IsraelDefense reports that Rafael's system is known as Iron Beam, and could become operational within five years. Boeing, too, is working on a system, called "High Energy Laser Mobile Demonstrator", which could be ready by mid-to-late 2017.
Israel's Iron Dome missile defense system cannot be used against the hundreds or thousands of mortar shells expected to be fired during a war, for economic and logistical reasons. A laser-based solution, however, would be effective, reasonably-priced, and would enable forces to maneuver with minimum risk.
Peggy Morse, VP of Boeing's Directed Energy & Strategic Systems, told IsraelDefense that her company's system is "only a prototype at the moment, but we can present an operational system within two years. The advantage of this system is the cost/interception ratio compared to the use of interceptors. It can produce 150-200 shots between two cooling cycles, and thousands of shots in a 24-hour timeframe."
She estimated that 50 such systems would be needed to provide protection against mortar fire along the entire perimeter of the Gaza Strip, and that they could be built within five years. Cooperation with Rafael was being considered, she said, but is not practical at present because both companies are in fact working on similar systems. "At the same time, we can think about integrating our system with [Israel's] Iron Dome system," she noted.

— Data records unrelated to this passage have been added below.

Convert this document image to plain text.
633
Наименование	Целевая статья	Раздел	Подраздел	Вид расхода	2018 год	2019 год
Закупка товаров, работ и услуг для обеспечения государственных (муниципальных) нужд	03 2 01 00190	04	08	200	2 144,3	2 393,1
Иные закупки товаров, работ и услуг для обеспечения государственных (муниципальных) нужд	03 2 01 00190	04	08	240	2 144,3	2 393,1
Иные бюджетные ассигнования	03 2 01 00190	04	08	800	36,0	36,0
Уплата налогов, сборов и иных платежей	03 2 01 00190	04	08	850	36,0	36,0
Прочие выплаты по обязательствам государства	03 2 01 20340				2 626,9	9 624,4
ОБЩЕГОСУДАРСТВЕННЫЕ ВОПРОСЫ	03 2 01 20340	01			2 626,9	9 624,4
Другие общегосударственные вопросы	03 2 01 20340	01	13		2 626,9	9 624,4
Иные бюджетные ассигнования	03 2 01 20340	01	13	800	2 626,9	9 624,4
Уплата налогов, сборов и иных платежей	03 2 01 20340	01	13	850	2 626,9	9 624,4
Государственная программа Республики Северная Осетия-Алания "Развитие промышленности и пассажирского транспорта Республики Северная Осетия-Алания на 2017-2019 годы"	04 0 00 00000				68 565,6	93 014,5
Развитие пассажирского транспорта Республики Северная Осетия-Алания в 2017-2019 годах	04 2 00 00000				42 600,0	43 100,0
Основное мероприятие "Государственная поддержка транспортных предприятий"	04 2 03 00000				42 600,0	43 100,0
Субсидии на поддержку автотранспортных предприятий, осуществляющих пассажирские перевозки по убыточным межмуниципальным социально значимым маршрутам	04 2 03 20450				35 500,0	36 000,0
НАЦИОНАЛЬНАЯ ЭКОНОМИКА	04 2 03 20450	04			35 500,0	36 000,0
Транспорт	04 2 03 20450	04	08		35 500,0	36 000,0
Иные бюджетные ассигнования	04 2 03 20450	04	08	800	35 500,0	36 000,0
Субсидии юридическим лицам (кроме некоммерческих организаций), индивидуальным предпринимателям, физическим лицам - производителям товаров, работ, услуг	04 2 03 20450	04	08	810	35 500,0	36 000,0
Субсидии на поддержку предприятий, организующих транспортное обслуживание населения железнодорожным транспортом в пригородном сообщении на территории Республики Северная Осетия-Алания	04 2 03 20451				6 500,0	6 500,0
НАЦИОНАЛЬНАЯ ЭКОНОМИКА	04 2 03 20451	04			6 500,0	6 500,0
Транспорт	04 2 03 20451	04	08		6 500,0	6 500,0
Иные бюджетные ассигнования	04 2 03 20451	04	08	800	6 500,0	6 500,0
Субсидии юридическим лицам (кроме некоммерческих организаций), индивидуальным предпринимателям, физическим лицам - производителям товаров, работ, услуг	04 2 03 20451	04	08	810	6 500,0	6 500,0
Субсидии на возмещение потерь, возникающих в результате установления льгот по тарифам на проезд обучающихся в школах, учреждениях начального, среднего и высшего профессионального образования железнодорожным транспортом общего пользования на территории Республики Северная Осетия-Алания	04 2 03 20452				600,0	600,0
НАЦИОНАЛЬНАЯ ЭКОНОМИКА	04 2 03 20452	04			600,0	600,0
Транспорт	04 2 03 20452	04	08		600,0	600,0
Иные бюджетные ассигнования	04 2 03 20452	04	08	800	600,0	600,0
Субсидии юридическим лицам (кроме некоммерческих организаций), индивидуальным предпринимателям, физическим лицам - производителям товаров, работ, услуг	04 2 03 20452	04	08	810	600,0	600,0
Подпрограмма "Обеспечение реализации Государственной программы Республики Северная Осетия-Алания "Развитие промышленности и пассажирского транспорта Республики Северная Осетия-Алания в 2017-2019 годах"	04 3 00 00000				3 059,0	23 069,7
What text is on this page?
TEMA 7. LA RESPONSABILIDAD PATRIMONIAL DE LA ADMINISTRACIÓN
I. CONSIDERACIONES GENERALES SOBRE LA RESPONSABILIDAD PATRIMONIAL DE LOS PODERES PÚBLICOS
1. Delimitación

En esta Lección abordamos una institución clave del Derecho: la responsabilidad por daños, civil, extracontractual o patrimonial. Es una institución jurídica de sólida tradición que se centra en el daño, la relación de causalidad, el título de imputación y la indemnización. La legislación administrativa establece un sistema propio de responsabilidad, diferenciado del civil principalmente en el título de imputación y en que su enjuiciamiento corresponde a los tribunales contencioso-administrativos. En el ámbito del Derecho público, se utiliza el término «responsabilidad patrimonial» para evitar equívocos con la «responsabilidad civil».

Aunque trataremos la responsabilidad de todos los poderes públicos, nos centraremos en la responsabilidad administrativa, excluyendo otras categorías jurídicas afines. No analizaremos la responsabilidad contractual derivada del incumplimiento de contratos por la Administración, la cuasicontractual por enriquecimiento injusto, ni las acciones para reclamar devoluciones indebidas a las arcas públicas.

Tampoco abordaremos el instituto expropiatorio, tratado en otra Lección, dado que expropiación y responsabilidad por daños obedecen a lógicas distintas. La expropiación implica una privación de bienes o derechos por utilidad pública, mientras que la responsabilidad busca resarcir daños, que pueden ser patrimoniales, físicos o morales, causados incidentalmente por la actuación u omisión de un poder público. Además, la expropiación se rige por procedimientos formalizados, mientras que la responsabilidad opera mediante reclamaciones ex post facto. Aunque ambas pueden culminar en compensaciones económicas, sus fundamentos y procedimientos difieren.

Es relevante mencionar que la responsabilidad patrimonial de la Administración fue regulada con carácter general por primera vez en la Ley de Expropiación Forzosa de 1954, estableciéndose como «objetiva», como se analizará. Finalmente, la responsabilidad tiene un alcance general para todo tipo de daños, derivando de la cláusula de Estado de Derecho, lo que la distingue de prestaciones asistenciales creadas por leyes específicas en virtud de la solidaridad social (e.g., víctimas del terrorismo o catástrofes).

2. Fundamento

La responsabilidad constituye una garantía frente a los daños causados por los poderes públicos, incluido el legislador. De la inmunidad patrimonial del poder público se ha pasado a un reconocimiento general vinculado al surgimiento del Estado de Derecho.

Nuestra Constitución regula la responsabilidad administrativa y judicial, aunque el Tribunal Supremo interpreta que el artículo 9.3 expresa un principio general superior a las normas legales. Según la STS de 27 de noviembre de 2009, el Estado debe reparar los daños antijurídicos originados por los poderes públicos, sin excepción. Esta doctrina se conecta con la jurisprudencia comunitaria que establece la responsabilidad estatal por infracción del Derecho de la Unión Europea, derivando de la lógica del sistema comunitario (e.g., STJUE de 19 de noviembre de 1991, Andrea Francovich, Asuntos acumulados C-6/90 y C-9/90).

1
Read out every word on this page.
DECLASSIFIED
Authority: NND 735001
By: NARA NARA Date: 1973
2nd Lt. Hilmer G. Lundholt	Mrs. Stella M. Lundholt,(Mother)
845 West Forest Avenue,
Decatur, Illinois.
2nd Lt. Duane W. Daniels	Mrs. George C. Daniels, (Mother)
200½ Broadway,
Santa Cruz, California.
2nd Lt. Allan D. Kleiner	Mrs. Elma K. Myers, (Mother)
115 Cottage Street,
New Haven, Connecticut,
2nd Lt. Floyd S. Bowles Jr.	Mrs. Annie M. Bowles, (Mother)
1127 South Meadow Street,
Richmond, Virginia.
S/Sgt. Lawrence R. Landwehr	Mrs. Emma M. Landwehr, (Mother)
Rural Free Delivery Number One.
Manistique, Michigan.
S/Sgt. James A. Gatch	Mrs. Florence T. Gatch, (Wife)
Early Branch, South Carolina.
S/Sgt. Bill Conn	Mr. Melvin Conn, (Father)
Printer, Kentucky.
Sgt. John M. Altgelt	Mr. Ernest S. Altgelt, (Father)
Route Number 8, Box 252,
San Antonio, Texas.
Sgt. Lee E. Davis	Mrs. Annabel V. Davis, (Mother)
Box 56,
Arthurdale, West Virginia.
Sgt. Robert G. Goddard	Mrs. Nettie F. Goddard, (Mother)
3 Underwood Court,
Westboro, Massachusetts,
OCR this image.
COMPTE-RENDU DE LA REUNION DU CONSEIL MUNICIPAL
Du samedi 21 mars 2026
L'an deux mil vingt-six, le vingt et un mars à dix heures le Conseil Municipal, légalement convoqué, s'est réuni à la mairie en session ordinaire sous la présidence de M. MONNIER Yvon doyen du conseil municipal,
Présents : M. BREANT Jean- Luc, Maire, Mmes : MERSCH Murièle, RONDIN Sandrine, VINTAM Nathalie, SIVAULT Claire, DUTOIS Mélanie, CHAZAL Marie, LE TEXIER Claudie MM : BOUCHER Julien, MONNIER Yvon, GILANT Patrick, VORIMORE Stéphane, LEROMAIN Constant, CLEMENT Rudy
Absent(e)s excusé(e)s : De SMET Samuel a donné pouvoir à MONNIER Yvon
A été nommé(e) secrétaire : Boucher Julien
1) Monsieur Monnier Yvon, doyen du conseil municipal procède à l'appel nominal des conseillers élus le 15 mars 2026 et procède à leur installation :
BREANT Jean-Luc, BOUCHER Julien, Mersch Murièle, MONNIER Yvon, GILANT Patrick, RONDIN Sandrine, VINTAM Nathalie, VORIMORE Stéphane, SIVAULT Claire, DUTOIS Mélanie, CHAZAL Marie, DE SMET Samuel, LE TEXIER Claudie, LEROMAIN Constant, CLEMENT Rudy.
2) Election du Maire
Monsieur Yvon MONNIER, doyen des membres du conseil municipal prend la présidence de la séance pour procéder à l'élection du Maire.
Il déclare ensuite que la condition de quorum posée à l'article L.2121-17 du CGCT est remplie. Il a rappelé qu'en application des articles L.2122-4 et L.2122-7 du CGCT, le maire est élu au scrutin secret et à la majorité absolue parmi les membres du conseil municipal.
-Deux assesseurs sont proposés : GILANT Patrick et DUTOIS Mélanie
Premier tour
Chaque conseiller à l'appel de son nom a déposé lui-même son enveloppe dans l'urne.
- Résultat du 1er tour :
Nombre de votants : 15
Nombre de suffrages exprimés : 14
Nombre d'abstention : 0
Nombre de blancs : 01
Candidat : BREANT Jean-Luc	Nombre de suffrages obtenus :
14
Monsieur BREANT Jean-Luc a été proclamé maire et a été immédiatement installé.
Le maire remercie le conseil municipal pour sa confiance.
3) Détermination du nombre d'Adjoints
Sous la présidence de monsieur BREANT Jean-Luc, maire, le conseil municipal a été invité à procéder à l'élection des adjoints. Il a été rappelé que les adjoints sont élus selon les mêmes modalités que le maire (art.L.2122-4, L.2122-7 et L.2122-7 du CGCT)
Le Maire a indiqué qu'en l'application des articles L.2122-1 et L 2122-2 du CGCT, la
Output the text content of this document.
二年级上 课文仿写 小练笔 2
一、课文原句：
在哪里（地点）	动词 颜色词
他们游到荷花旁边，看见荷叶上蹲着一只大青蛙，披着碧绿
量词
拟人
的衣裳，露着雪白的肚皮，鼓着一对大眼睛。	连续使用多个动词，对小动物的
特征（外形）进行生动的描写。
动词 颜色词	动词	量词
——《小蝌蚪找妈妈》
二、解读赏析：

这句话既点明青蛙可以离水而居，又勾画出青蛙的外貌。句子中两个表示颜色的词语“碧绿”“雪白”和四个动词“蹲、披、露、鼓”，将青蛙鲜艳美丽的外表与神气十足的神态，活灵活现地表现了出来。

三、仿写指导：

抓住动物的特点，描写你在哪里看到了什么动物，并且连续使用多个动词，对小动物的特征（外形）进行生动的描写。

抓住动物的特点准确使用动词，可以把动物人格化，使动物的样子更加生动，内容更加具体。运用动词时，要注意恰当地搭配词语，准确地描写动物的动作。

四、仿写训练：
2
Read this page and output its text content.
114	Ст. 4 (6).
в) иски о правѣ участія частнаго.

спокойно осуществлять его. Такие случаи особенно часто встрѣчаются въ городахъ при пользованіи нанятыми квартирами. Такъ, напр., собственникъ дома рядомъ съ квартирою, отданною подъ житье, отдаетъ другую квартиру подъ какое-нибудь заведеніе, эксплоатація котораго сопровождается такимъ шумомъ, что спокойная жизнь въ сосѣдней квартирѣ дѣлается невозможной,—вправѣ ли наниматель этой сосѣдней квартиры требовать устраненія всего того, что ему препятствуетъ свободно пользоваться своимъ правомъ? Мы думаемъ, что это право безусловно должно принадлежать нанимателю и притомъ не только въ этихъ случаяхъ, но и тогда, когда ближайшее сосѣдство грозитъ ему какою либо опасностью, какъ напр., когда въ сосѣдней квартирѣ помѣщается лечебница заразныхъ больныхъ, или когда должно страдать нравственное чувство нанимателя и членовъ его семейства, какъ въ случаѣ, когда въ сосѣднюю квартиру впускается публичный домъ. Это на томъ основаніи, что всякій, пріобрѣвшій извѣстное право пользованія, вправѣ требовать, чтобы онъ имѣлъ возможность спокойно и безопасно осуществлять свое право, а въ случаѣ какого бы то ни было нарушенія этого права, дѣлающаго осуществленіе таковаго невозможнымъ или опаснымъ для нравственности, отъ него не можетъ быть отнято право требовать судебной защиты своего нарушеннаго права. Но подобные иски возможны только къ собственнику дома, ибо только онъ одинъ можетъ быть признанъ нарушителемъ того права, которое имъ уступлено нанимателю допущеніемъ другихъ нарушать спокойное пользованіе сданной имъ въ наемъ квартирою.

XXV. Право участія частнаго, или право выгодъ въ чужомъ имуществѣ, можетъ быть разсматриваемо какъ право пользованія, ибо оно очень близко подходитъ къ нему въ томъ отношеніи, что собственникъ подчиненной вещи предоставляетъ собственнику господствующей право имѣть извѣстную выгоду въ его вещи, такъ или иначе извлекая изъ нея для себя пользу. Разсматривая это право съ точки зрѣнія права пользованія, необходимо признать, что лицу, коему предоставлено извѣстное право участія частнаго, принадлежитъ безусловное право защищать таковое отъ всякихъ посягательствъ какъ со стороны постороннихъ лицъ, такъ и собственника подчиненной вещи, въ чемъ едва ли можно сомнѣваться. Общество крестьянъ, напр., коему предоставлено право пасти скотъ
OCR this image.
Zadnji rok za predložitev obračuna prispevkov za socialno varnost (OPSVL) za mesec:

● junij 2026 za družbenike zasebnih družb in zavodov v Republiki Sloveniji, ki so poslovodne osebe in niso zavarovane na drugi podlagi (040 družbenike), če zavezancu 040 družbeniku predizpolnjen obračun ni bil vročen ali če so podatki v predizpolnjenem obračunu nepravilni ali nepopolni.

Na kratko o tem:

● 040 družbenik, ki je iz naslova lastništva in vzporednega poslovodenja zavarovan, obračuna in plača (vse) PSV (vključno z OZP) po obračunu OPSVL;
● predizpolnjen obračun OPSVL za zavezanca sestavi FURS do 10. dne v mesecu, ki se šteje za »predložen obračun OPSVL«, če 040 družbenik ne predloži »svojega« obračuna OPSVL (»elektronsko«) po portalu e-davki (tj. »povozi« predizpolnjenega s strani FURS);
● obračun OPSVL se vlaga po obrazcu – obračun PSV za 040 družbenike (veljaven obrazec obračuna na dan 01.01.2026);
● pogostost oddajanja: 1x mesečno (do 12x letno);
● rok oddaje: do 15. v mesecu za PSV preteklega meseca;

Laser systems have their limitations, of course. They do not work perfectly in inclement weather conditions, and friendly vehicles in the vicinity are susceptible to damage when the system is in operation. From a technical standpoint, the output rate of the laser beams must be increased more than three-fold, to 100 kilowatts, in order to shorten the interception process to the recommended half-second duration.
Relatively little is known about Rafael's system. The Ministry of Defense would say only, "At present, no operational laser interception system is available anywhere in the world (including the USA). If [Boeing] had a mature operational system ready for immediate deployment, the acquisition of such systems by the IDF could be considered in principle…"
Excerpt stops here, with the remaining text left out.